Educational Psychologists (EPs) are professional psychologists with specialist training in child development, how children learn, their emotions, behaviour and how environments affect learning. They work closely with parents and carers, Early Years settings, schools and colleges to help children and young people aged from 0-25 who might be having difficulties with:
Confidence and motivation
Communication and friendships
The aim of the EP is to ensure the young people of Southampton have the equality of access and opportunity they need to flourish within education and beyond. EPs work together with you, your child, and their school or college to help plan a positive way forward.
All Southampton schools and colleges are linked to an EP (or a supervised trainee EP). Parents or carers should contact the Special Educational Needs Co-ordinator (SENCo) at their child’s school or college to raise concerns.
All EPs must be registered with the Health and Care Professions Council.
How it works
Step one – Request
A member of staff from your child’s school or college will talk to you about whether a request for EP involvement should be made to support your child. Once this is agreed, the SENCo will ask for your signed consent before the EP becomes directly involved. If you are happy, a consultation will then be arranged. This is a joint problem-solving meeting between the EP, parents and carers, the class teacher and any key adults working closely with your child to share concerns.
Step two – Psychological consultation
This might be through a face-to-face meeting in school, a home visit, or a video call.
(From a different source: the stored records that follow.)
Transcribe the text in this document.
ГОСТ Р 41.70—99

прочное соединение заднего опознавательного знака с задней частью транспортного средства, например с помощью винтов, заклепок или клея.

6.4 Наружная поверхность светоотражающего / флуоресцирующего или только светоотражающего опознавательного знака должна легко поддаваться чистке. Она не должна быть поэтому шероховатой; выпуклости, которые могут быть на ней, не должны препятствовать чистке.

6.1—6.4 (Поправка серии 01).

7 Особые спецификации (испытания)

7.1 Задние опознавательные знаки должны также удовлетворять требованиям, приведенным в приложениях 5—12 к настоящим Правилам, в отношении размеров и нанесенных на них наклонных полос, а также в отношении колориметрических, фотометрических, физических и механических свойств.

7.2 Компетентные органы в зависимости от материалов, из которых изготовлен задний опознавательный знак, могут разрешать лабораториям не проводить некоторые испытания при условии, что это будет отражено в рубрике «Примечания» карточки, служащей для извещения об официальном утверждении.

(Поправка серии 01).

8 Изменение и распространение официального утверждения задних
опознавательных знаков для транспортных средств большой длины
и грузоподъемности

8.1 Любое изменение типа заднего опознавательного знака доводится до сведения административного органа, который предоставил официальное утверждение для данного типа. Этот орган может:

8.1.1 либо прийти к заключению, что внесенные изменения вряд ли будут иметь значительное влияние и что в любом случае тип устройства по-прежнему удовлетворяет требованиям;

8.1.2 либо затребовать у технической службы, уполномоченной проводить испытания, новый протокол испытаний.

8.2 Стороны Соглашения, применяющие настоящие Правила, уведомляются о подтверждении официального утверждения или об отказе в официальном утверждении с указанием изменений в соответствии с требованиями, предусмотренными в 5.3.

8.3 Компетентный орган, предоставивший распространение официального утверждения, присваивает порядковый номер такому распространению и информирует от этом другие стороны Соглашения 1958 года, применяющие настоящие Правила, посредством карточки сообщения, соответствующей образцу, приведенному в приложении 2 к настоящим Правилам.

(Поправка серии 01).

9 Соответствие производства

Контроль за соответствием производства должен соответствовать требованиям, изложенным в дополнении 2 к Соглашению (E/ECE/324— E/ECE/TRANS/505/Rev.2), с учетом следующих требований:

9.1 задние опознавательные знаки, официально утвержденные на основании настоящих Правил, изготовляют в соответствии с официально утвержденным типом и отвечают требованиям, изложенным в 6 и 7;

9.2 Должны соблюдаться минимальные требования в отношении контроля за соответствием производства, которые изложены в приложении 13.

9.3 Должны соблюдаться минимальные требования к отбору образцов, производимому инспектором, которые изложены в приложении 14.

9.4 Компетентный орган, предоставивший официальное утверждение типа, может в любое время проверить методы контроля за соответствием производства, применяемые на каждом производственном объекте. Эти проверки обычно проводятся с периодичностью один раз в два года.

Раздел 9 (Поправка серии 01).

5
During this meeting, the EP will listen and ask a range of questions to gather information from everyone so the group can gain a deeper understanding of your child’s needs and start to plan next steps.
We do not always need to see your child in order to help, but in some cases, the EP may need to carry out further assessment work. This could include classroom observations, analysis of schoolwork, questionnaires, curriculum-based assessments and use of recognised assessment tools. Children and young people often enjoy assessment activities with an EP as they are presented as fun and motivating activities.
Step three – Action planning
A discussion about jointly creating a realistic plan for your child might occur towards the end of the consultation or in a separate meeting following some further EP assessment work. This recorded action plan will include outcomes or targets for your child, along with potential strategies and interventions to help meet those targets. A date to jointly review this plan may also be agreed.
Step four – Review meeting
At this meeting, your child’s progress will be discussed and the action plan will be reviewed by everyone involved. The EP may then end their involvement and you and the educational setting will be provided with a written record.